Ethical issues around transnational delivery of education in a public-private partnership (PPP) – such as academic censorship or gender segregation of classes – was a debate that “someone else can take on, but not us” he said.

“It’s not that we don’t pay attention to the debate, but we consider what is the greater good that we can create [in terms of access to education],” he added, underlining that when the company partners in another country, “This is their environment”.

Becker impressed the audience of senior HE figures and many established pathway operators, for example, when relaying Laureate’s success in delivery of global education opportunities.

Laureate has been the largest recipient of Saudi Arabia’s Colleges of Excellence funding programme, operating four of the first 10 colleges opened. “And in terms of academic results, we are 1-4 in terms of academic outcomes,” Becker added.

Overall, Laureate Education teaches, online and offline, 950,000 undergraduate and graduate students in 29 countries with a turnover of US$5 billion. It operates as a TNE partner or its own stand-alone fully owned operation, via the Laureate International Universities brand.

Becker cited examples of Laureate working with a public sector partner, such as enabling Monash University to open a campus in South Africa.

“In many cases, public institutions have a high degree of institutional autonomy and are really ‘private’ in many aspects of getting things done”

Looking toward the future, Becker predicted far greater PPPs as education provision becomes more competitive. Up to a third of revenue in the US HE system could disappear, he suggested, because of loan sourcing and other factors.
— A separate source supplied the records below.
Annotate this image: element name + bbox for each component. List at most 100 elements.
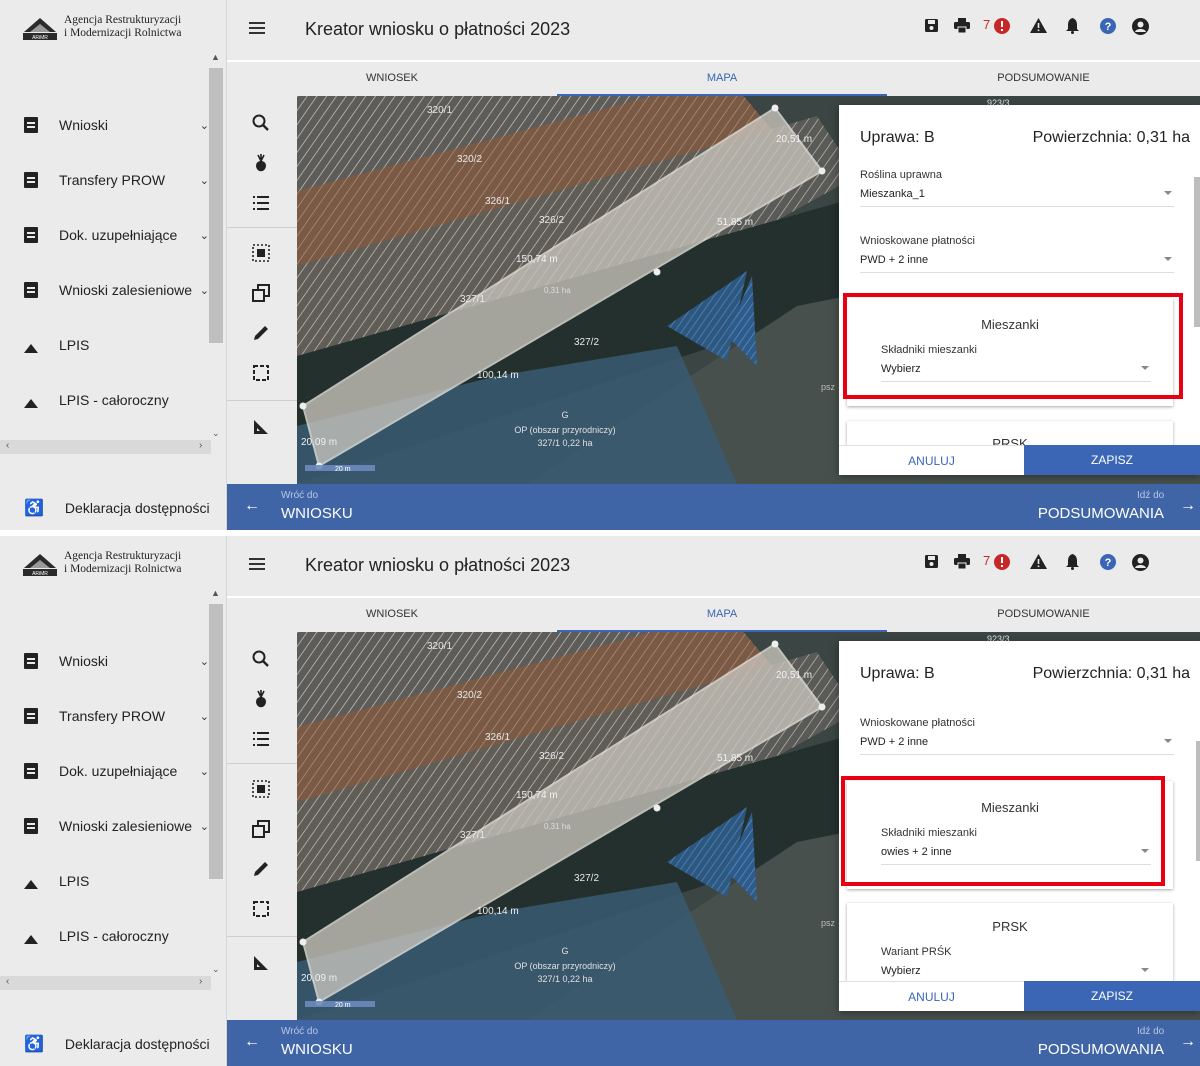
toolbar-divider [227, 936, 297, 937]
sidebar-item-dok-uzupelniajace[interactable]: Dok. uzupełniające ⌄ [24, 756, 209, 786]
sidebar-item-transfery-prow[interactable]: Transfery PROW ⌄ [24, 701, 209, 731]
accessibility-declaration-link[interactable]: ♿ Deklaracja dostępności [24, 1034, 210, 1054]
sidebar-item-dok-uzupelniajace[interactable]: Dok. uzupełniające ⌄ [24, 220, 209, 250]
bell-icon[interactable] [1066, 18, 1079, 34]
scroll-left-arrow-icon[interactable]: ‹ [6, 976, 9, 987]
logo[interactable]: ARiMR Agencja Restrukturyzacji i Moderni… [22, 14, 182, 42]
measure-label: 100,14 m [477, 906, 519, 917]
parcel-label: 326/1 [485, 732, 510, 743]
sidebar-item-wnioski-zalesieniowe[interactable]: Wnioski zalesieniowe ⌄ [24, 811, 209, 841]
search-icon[interactable] [250, 648, 272, 670]
select-area-icon[interactable] [250, 242, 272, 264]
tab-podsumowanie[interactable]: PODSUMOWANIE [887, 598, 1200, 632]
scroll-up-arrow-icon[interactable]: ▲ [211, 588, 220, 598]
select-area-icon[interactable] [250, 778, 272, 800]
crop-plant-icon[interactable] [250, 152, 272, 174]
copy-geometry-icon[interactable] [250, 818, 272, 840]
sidebar-item-label: LPIS [59, 873, 90, 889]
next-button[interactable]: PODSUMOWANIA [1027, 505, 1164, 522]
payments-select[interactable]: Wnioskowane płatności PWD + 2 inne [860, 717, 1174, 755]
print-icon[interactable] [954, 554, 970, 569]
map-g-label: G [561, 946, 568, 956]
next-small-label: Idź do [1137, 1026, 1165, 1037]
payments-label: Wnioskowane płatności [860, 235, 975, 247]
arrow-left-icon[interactable]: ← [244, 497, 260, 515]
tab-mapa[interactable]: MAPA [557, 62, 887, 96]
help-icon[interactable]: ? [1100, 18, 1116, 34]
arrow-right-icon[interactable]: → [1180, 497, 1196, 515]
payments-select[interactable]: Wnioskowane płatności PWD + 2 inne [860, 235, 1174, 273]
menu-icon[interactable] [249, 558, 265, 571]
account-icon[interactable] [1132, 554, 1149, 571]
copy-geometry-icon[interactable] [250, 282, 272, 304]
draw-rectangle-icon[interactable] [250, 362, 272, 384]
logo[interactable]: ARiMR Agencja Restrukturyzacji i Moderni… [22, 550, 182, 578]
sidebar-item-wnioski-zalesieniowe[interactable]: Wnioski zalesieniowe ⌄ [24, 275, 209, 305]
scroll-left-arrow-icon[interactable]: ‹ [6, 440, 9, 451]
sidebar-item-label: Wnioski zalesieniowe [59, 282, 193, 298]
save-button[interactable]: ZAPISZ [1024, 981, 1200, 1011]
sidebar-horizontal-scrollbar[interactable]: ‹ › ⌄ [0, 964, 220, 990]
cancel-button[interactable]: ANULUJ [839, 445, 1024, 475]
area-label: 0,31 ha [544, 286, 571, 295]
account-icon[interactable] [1132, 18, 1149, 35]
cancel-button[interactable]: ANULUJ [839, 981, 1024, 1011]
dropdown-arrow-icon [1164, 191, 1172, 195]
tab-wniosek[interactable]: WNIOSEK [227, 62, 557, 96]
sidebar-scrollbar[interactable] [209, 604, 223, 879]
app-title: Kreator wniosku o płatności 2023 [305, 555, 571, 575]
tab-wniosek[interactable]: WNIOSEK [227, 598, 557, 632]
dialog-scrollbar[interactable] [1187, 681, 1200, 981]
sidebar-item-transfery-prow[interactable]: Transfery PROW ⌄ [24, 165, 209, 195]
screenshot-panel-2: ARiMR Agencja Restrukturyzacji i Moderni… [0, 536, 1200, 1066]
print-icon[interactable] [954, 18, 970, 33]
list-icon[interactable] [250, 192, 272, 214]
save-icon[interactable] [924, 18, 939, 33]
sidebar-item-label: Wnioski [59, 653, 109, 669]
scroll-down-arrow-icon[interactable]: ⌄ [212, 964, 220, 975]
arrow-left-icon[interactable]: ← [244, 1033, 260, 1051]
toolbar-divider [227, 763, 297, 764]
sidebar-horizontal-scrollbar[interactable]: ‹ › ⌄ [0, 428, 220, 454]
sidebar-item-lpis-caloroczny[interactable]: LPIS - całoroczny [24, 385, 209, 415]
error-icon[interactable] [994, 554, 1010, 570]
dialog-scrollbar[interactable] [1187, 145, 1200, 445]
save-button[interactable]: ZAPISZ [1024, 445, 1200, 475]
back-button[interactable]: WNIOSKU [281, 1041, 353, 1058]
tab-bar: WNIOSEK MAPA PODSUMOWANIE [227, 598, 1200, 632]
help-icon[interactable]: ? [1100, 554, 1116, 570]
tab-mapa[interactable]: MAPA [557, 598, 887, 632]
save-icon[interactable] [924, 554, 939, 569]
warning-icon[interactable] [1030, 18, 1047, 33]
warning-icon[interactable] [1030, 554, 1047, 569]
sidebar-scrollbar[interactable] [209, 68, 223, 343]
prsk-variant-select[interactable]: Wariant PRŚK Wybierz [881, 946, 1151, 981]
accessibility-declaration-link[interactable]: ♿ Deklaracja dostępności [24, 498, 210, 518]
search-icon[interactable] [250, 112, 272, 134]
error-icon[interactable] [994, 18, 1010, 34]
scroll-down-arrow-icon[interactable]: ⌄ [212, 428, 220, 439]
edit-pencil-icon[interactable] [250, 858, 272, 880]
list-icon[interactable] [250, 728, 272, 750]
sidebar-item-lpis[interactable]: LPIS [24, 330, 209, 360]
plant-select[interactable]: Roślina uprawna Mieszanka_1 [860, 169, 1174, 207]
tab-podsumowanie[interactable]: PODSUMOWANIE [887, 62, 1200, 96]
menu-icon[interactable] [249, 22, 265, 35]
draw-rectangle-icon[interactable] [250, 898, 272, 920]
back-button[interactable]: WNIOSKU [281, 505, 353, 522]
arrow-right-icon[interactable]: → [1180, 1033, 1196, 1051]
sidebar-item-lpis[interactable]: LPIS [24, 866, 209, 896]
crop-plant-icon[interactable] [250, 688, 272, 710]
next-button[interactable]: PODSUMOWANIA [1027, 1041, 1164, 1058]
sidebar-item-lpis-caloroczny[interactable]: LPIS - całoroczny [24, 921, 209, 951]
measure-icon[interactable] [250, 952, 272, 974]
scroll-up-arrow-icon[interactable]: ▲ [211, 52, 220, 62]
sidebar-item-wnioski[interactable]: Wnioski ⌄ [24, 646, 209, 676]
measure-label: 51,85 m [717, 217, 753, 228]
scroll-right-arrow-icon[interactable]: › [199, 440, 202, 451]
scroll-right-arrow-icon[interactable]: › [199, 976, 202, 987]
edit-pencil-icon[interactable] [250, 322, 272, 344]
measure-icon[interactable] [250, 416, 272, 438]
sidebar-item-wnioski[interactable]: Wnioski ⌄ [24, 110, 209, 140]
bell-icon[interactable] [1066, 554, 1079, 570]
“A lot of institutions will not be able to survive,” he warned.

Becker said the three factors linked to Laureate’s success were a combination of achieving local assimilation and leading quality attainment relevant to that market; a commitment to being accountable for student outcomes; and having a deep connection with employers.

And, he noted, the company understood how to work with university partners, whose “brand, reputation and accreditation/regulation are core to their survival”.

Summing up an observation commonly voiced during the event, The Future of Public-Private Partnerships in Higher Education, Becker said increasingly there is a blurring of public and private remits.

“In many cases, public institutions have a high degree of institutional autonomy and are really ‘private’ in many aspects of getting things done,” he said.

Other discussions during the OBHE-organised event focused on different elements of PPPs including working together toward a social good. Professor Pamela Gillies of Glasgow Caledonian University described the complete cultural shift at a university that had student mobility rates of only 1% when GCU first partnered with INTO in Scotland.

The private sector will have to plug the gap as global demand for access to tertiary education inclines

Now with other campuses in London and New York, students and staff are far more globally engaged, explained Gillies, and she related that with Chancellor Muhammad Yunus at the helm, the university has been able to develop projects overseas including in Bangladesh, where the Grameen Caledonian College of Nursing was established.

Karan Khemka from consultancy firm The Parthenon Group advised that the private sector will have to plug the gap as global demand for access to tertiary education inclines.

Meanwhile, Roger King, a member of the Higher Education Commission and visiting professor at the University of Bath, raised interesting questions about further development of PPPs.

He asked about financing of student loans (no consumer credit link), the financing of expansion plans for universities that had a charitable status (did it offer enough scope) and risk-based accreditation (the right approach?).

King also said that the digital revolution presented a huge opportunity for PPPs to work together in this “new emerging disruptive technology”, noting that online learning systems and the analytics should not “become hidden by commercial and proprietorial pay walls”.